Python: see if one set contains another completely?

These are lists, but if you really mean a lot, you can use the issubset method.

 >>> s = set([1,2,3]) >>> t = set([1,2]) >>> t.issubset(s) True >>> s.issuperset(t) True 

For a list, you cannot do better than checking each item.

If you suspect that a set is a subset of the other, and intersect the two sets together, the result is equal to itself if it is a subset.

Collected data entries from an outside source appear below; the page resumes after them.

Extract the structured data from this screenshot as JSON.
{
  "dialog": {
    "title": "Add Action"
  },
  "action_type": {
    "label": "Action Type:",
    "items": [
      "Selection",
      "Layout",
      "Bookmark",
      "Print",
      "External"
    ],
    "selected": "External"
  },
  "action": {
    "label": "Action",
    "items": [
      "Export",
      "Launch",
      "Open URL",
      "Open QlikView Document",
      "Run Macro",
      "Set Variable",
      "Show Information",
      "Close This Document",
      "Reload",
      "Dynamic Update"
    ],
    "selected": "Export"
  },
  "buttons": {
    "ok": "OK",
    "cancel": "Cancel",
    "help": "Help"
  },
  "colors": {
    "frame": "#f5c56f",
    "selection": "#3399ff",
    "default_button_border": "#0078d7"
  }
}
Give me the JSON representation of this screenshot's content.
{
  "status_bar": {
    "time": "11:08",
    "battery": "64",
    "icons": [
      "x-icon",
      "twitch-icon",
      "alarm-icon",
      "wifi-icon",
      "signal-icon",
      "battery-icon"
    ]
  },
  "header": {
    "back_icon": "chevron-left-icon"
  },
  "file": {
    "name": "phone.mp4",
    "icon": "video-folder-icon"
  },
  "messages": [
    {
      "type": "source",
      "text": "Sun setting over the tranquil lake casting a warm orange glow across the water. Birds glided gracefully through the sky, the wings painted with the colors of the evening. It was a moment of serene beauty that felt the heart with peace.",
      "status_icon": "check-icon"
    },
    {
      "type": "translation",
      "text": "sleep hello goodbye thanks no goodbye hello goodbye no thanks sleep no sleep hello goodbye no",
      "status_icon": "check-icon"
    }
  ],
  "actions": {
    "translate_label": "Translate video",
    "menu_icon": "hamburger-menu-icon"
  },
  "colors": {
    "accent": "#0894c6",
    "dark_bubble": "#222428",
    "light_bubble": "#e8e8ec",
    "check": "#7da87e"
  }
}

 a = [2,1,3,3] b = [5,4,3,2,1] set(a).intersection(set(b)) == set(a) >>True 

You can use set.issubset() or set.issuperset() (or their operator counterparts: <= and >= ). Note that methods will take any iterable as an argument, not just a collection:

 >>> {1, 2}.issubset([1, 2, 3]) True >>> {1, 2, 3}.issuperset([1, 2]) True 

However, if you use operators, both arguments must be set:

 >>> {1, 2} <= {1, 2, 3} True >>> {1, 2, 3} >= {1, 2} True 

Below the function returns 0 if the main list does not contain subscriptions completely and 1 if it contains completely.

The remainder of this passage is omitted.